Part of what Rich was talking about was the importance of working on different kinds of projects for different kinds of clients. I totally agree with that. One thing that makes working at GVI fun is the variety of clients and projects we deal with over the course of a year. A quick glance at the Portfolio page of our website will show you what I mean: http://www.g-v-i.com/pages/portfolio.asp

Practically speaking the videos you’ll see there come from working in many different styles. Some projects are fast-paced, zippy and fun. Others are more serene, with a touch of elegance. One is somber and perhaps a little surreal, another takes us back in time to the Gilded Age. There are educational pieces, profiles, explorations of art and the artist and people-centered documentaries. What you won’t see there is a typical “GVI style.”
The issues we confront may be similar, but the solutions are quite varied. So maybe we’re more like chameleons than dinosaurs.

Because how we approach each project is based on the audience and what we need to accomplish. That’s really the key. And then we work on shaping a program and message to meet those goals.

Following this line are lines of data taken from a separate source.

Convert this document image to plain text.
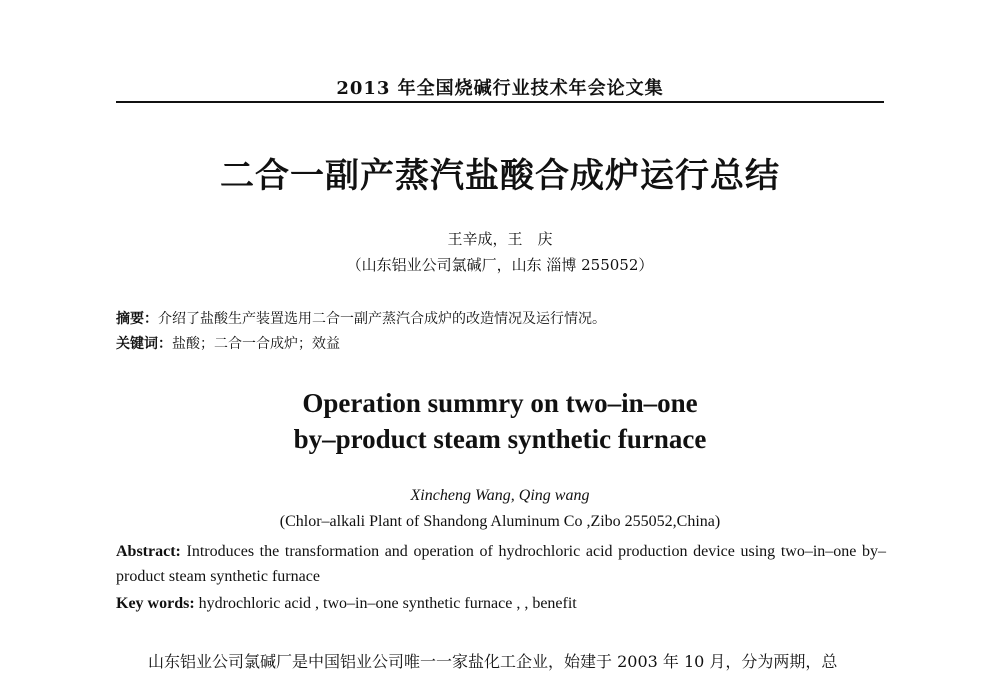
2013 年全国烧碱行业技术年会论文集
二合一副产蒸汽盐酸合成炉运行总结
王辛成，王　庆
（山东铝业公司氯碱厂，山东 淄博 255052）
摘要：介绍了盐酸生产装置选用二合一副产蒸汽合成炉的改造情况及运行情况。
关键词：盐酸；二合一合成炉；效益
Operation summry on two–in–one
by–product steam synthetic furnace
Xincheng Wang, Qing wang
(Chlor–alkali Plant of Shandong Aluminum Co ,Zibo 255052,China)
Abstract: Introduces the transformation and operation of hydrochloric acid production device using two–in–one by–product steam synthetic furnace
Key words: hydrochloric acid , two–in–one synthetic furnace , , benefit
山东铝业公司氯碱厂是中国铝业公司唯一一家盐化工企业，始建于 2003 年 10 月，分为两期，总
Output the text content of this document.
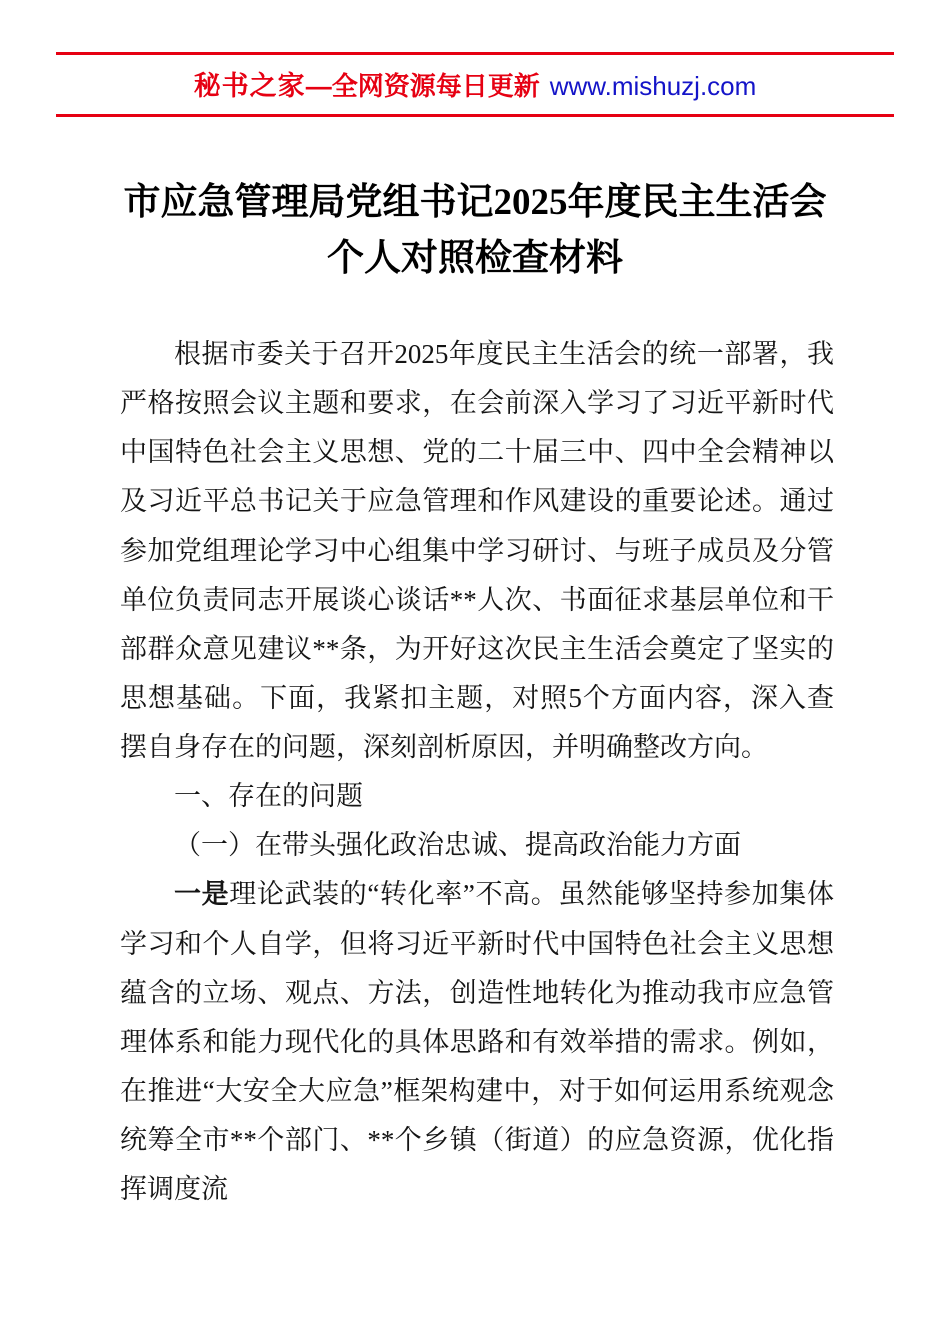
秘书之家—全网资源每日更新 www.mishuzj.com
市应急管理局党组书记2025年度民主生活会
个人对照检查材料

根据市委关于召开2025年度民主生活会的统一部署，我严格按照会议主题和要求，在会前深入学习了习近平新时代中国特色社会主义思想、党的二十届三中、四中全会精神以及习近平总书记关于应急管理和作风建设的重要论述。通过参加党组理论学习中心组集中学习研讨、与班子成员及分管单位负责同志开展谈心谈话**人次、书面征求基层单位和干部群众意见建议**条，为开好这次民主生活会奠定了坚实的思想基础。下面，我紧扣主题，对照5个方面内容，深入查摆自身存在的问题，深刻剖析原因，并明确整改方向。

一、存在的问题

（一）在带头强化政治忠诚、提高政治能力方面

一是理论武装的“转化率”不高。虽然能够坚持参加集体学习和个人自学，但将习近平新时代中国特色社会主义思想蕴含的立场、观点、方法，创造性地转化为推动我市应急管理体系和能力现代化的具体思路和有效举措的需求。例如，在推进“大安全大应急”框架构建中，对于如何运用系统观念统筹全市**个部门、**个乡镇（街道）的应急资源，优化指挥调度流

And that’s my second take on all this. Because I think many of the old dinosaur values still apply. People still respond to work that looks good and addresses their needs and interests. And I still begin each project the same old way: I listen, reflect and then offer my best judgment on the way forward. But when I do the work, I like coming up with a different approach or trying something I haven’t done before. And I look for ways to keep the piece fresh and vital.
So maybe being a dinosaur isn’t all bad — as long as you stay light on your toes.